Esperança alcançou os maiores índices de produtividade de Batatinha, destacando-se no cenário nacional. O produto era muito requisitado no Sul do país, sua aceitação era tal que praticamente toda a produção era exportada.

A partir das primeiras sementes (1910) buscou-se uma seleção natural para o plantio. Os agricultores locais adaptavam às condições do solo e ao clima, melhorando assim a qualidade do tubérculo.
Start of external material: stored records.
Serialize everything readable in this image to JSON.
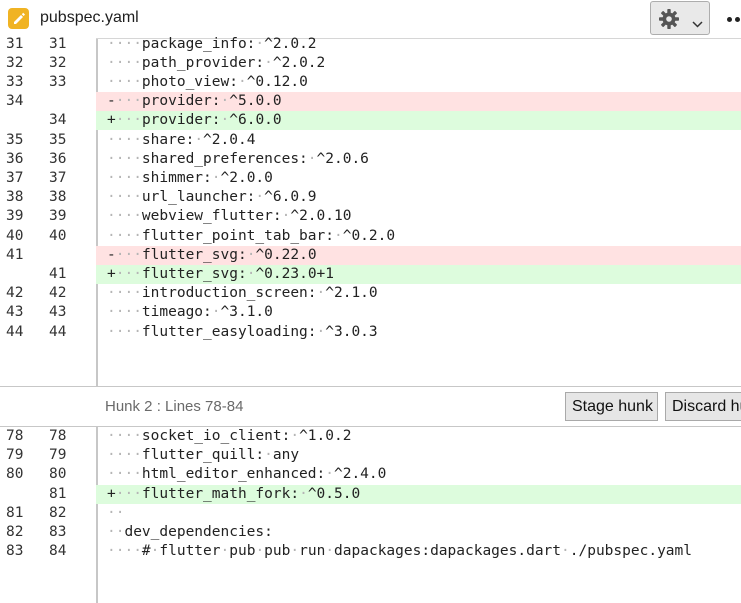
{
  "header": {
    "title": "pubspec.yaml",
    "file_icon": "edit-file-icon",
    "settings_icon": "gear-icon"
  },
  "hunk2": {
    "label": "Hunk 2 : Lines 78-84",
    "stage_label": "Stage hunk",
    "discard_label": "Discard hu"
  },
  "hunk1_rows": [
    {
      "old": "31",
      "new": "31",
      "type": "ctx",
      "indent": "    ",
      "text": "package_info: ^2.0.2"
    },
    {
      "old": "32",
      "new": "32",
      "type": "ctx",
      "indent": "    ",
      "text": "path_provider: ^2.0.2"
    },
    {
      "old": "33",
      "new": "33",
      "type": "ctx",
      "indent": "    ",
      "text": "photo_view: ^0.12.0"
    },
    {
      "old": "34",
      "new": "",
      "type": "del",
      "indent": "    ",
      "text": "provider: ^5.0.0"
    },
    {
      "old": "",
      "new": "34",
      "type": "add",
      "indent": "    ",
      "text": "provider: ^6.0.0"
    },
    {
      "old": "35",
      "new": "35",
      "type": "ctx",
      "indent": "    ",
      "text": "share: ^2.0.4"
    },
    {
      "old": "36",
      "new": "36",
      "type": "ctx",
      "indent": "    ",
      "text": "shared_preferences: ^2.0.6"
    },
    {
      "old": "37",
      "new": "37",
      "type": "ctx",
      "indent": "    ",
      "text": "shimmer: ^2.0.0"
    },
    {
      "old": "38",
      "new": "38",
      "type": "ctx",
      "indent": "    ",
      "text": "url_launcher: ^6.0.9"
    },
    {
      "old": "39",
      "new": "39",
      "type": "ctx",
      "indent": "    ",
      "text": "webview_flutter: ^2.0.10"
    },
    {
      "old": "40",
      "new": "40",
      "type": "ctx",
      "indent": "    ",
      "text": "flutter_point_tab_bar: ^0.2.0"
    },
    {
      "old": "41",
      "new": "",
      "type": "del",
      "indent": "    ",
      "text": "flutter_svg: ^0.22.0"
    },
    {
      "old": "",
      "new": "41",
      "type": "add",
      "indent": "    ",
      "text": "flutter_svg: ^0.23.0+1"
    },
    {
      "old": "42",
      "new": "42",
      "type": "ctx",
      "indent": "    ",
      "text": "introduction_screen: ^2.1.0"
    },
    {
      "old": "43",
      "new": "43",
      "type": "ctx",
      "indent": "    ",
      "text": "timeago: ^3.1.0"
    },
    {
      "old": "44",
      "new": "44",
      "type": "ctx",
      "indent": "    ",
      "text": "flutter_easyloading: ^3.0.3"
    }
  ],
  "hunk2_rows": [
    {
      "old": "78",
      "new": "78",
      "type": "ctx",
      "indent": "    ",
      "text": "socket_io_client: ^1.0.2"
    },
    {
      "old": "79",
      "new": "79",
      "type": "ctx",
      "indent": "    ",
      "text": "flutter_quill: any"
    },
    {
      "old": "80",
      "new": "80",
      "type": "ctx",
      "indent": "    ",
      "text": "html_editor_enhanced: ^2.4.0"
    },
    {
      "old": "",
      "new": "81",
      "type": "add",
      "indent": "    ",
      "text": "flutter_math_fork: ^0.5.0"
    },
    {
      "old": "81",
      "new": "82",
      "type": "ctx",
      "indent": "  ",
      "text": ""
    },
    {
      "old": "82",
      "new": "83",
      "type": "ctx",
      "indent": "  ",
      "text": "dev_dependencies:"
    },
    {
      "old": "83",
      "new": "84",
      "type": "ctx",
      "indent": "    ",
      "text": "# flutter pub pub run dapackages:dapackages.dart ./pubspec.yaml"
    }
  ]
}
Com o fomento da cultura em nosso Estado, houve a necessidade de se implantar um campo experimental de batata, cebola e trigo, o que foi registrado pela Sociedade Nacional de Agricultura, presidida pelo Dr. Miguel Calmon:

 

[...] tendo o sr. Lima Mindello comunicado haver sido inaugurado em Esperança, na Parahyba, o campo modelo de culturas do Estado, em regiões cujas condições mesológicas são mafnívias” (O Imparcial/RJ: 10/04/1918).

 

A inauguração em nossa cidade contou com a participação de Orris Soares, comissário do delegado executivo da Produção Nacional, do agrônomo Lopes Ribeiro e do engenheiro Matheus de Oliveira.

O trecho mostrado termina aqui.